Survival skills fascinate me. Not just surving when the s#$@ goes down, but doing it well.
Honestly, if the economy collapses tomorrow and the revolution comes, I am screwed. I can't light a fire to save my life (literally). I know the concept behind it - wood, arrayed in a way that allows kindling and air, accelerant (if you are lucky), add flame - but somehow it never becomes fire.
I possess the same sense of unease that many surburan Americans share - that we have become disconnected enough from our food supply chain, self health care, and utilities that if the systems would break down, it would be mass chaos leading to mass casualties. We have enough food to last several weeks in our house, but lack a good water supply. If tomorrow is not like today, my family would be screwed.
Enough doom and gloom. There is good in the has led me to learn or adapt to new behaviors. This post is about celebrating what paranoia wrought in my life.
I used to draw the line at bodily fluids on the cloth towels, but cloth diapering my youngest has taught me that with enough wash cycles, everything is fine. And cloth diapers (and/or inserts) have future use as rags in the future. Bonus!
Cloth menstrual pads - Why wear a disposable pad covered in chemicals up against sensitive skin several days a month? A couple of cloth pads came with a cloth diaper order several years ago. I loved them so much I sewed some more myself. I used old baby blankets and cloth diapers to make them. They are super easy to make. Again, toss them into the wash and you are good to go. I have a lined cloth bag (that I made) in my purse to hold dirties if I am out and about. Considering the average woman uses 4-5 pads a day, 5 days a month, I am NOT throwing away at least 20-25 pads each month. And saving money. Yay!
Homemade deodorant - Ok, this one is brand spanking new. I tried several natural deodorants but found them irritating. Friends pointed me in the direction of making my own deodorant. I do not see why this won't be successful. I am excited about doing this myself!
It was even more of a success than I imagined! I not only kept the plants alive, but harvested beans, squash, green onions, and potatoes throughout the summer. I didn't do too well at tomatoes (the squirrels made off with them) or strawberries (the squirrels made off with them), but looking back at this sentence, I realize it is more a matter of squirrel management than my gardening ability. The garden did go kaput during the blazing heat of August, but I can plan to be more diligent about watering next year.

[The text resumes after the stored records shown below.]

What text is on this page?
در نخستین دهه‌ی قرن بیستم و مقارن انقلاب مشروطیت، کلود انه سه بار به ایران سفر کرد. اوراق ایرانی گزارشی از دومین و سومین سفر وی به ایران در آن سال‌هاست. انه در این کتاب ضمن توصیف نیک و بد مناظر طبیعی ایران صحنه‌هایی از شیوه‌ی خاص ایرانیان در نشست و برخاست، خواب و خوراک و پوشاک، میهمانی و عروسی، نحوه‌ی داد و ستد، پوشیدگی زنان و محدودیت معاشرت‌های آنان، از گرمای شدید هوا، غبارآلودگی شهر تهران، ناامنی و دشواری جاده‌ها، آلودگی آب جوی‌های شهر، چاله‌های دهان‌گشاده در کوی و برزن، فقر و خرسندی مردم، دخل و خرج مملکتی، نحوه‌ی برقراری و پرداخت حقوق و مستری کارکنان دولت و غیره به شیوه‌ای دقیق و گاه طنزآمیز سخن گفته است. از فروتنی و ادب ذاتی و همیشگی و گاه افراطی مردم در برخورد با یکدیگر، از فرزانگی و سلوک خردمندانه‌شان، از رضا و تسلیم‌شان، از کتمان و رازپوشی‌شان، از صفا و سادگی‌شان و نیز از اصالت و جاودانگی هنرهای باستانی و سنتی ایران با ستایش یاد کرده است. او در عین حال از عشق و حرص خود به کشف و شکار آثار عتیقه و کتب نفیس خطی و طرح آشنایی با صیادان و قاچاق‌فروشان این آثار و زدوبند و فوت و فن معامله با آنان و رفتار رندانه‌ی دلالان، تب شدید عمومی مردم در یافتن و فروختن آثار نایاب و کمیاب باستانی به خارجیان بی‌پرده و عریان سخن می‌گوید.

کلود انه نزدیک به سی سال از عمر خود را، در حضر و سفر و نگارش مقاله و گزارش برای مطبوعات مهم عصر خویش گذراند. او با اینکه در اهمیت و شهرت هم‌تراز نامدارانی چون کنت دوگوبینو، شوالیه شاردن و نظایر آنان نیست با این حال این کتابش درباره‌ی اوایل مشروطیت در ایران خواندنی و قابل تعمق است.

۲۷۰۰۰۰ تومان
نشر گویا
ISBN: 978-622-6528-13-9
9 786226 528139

Reusing and recycling - I have discovered thrift stores are the cheapest and best kept secret for cheap fabrics. What is more pioneer-y than taking something old and making it new again? I love refashioning clothes! I have made patchwork sweater coats for several friends (and am taking commissions!), have learned the joys of felting old wool sweaters to make things like hats and slippers, and think using sheets for dress muslins is the best kept secret ever. I am having so much fun playing with old clothes!
Thrift stores are fabulous anyway. I get about 75% of my boys and my own clothing from thrift stores. I especially love shopping there for kids clothes. I heartily believe kids are meant to get dirty and I find it is easier to let this ideal stand if my child is wearing an outfit that cost $3 rather than $30. Besides, kids grow out of clothing so fast they barely get a chance to wear the item. And I love going to a place and finding the one item in the store that is a perfect find. It is like a treasure hunt.
Anyway, this is a short list, but it shows the shift in my thinking. Not only have I enjoyed learning new skills, but I have saved money and created less ecological impact by doing these things. I know there is a lot more I can do... and I will get to it, eventually. Maybe. Many people are doing much, much more. But it is fun to do just these few small things and feel like you are making a difference.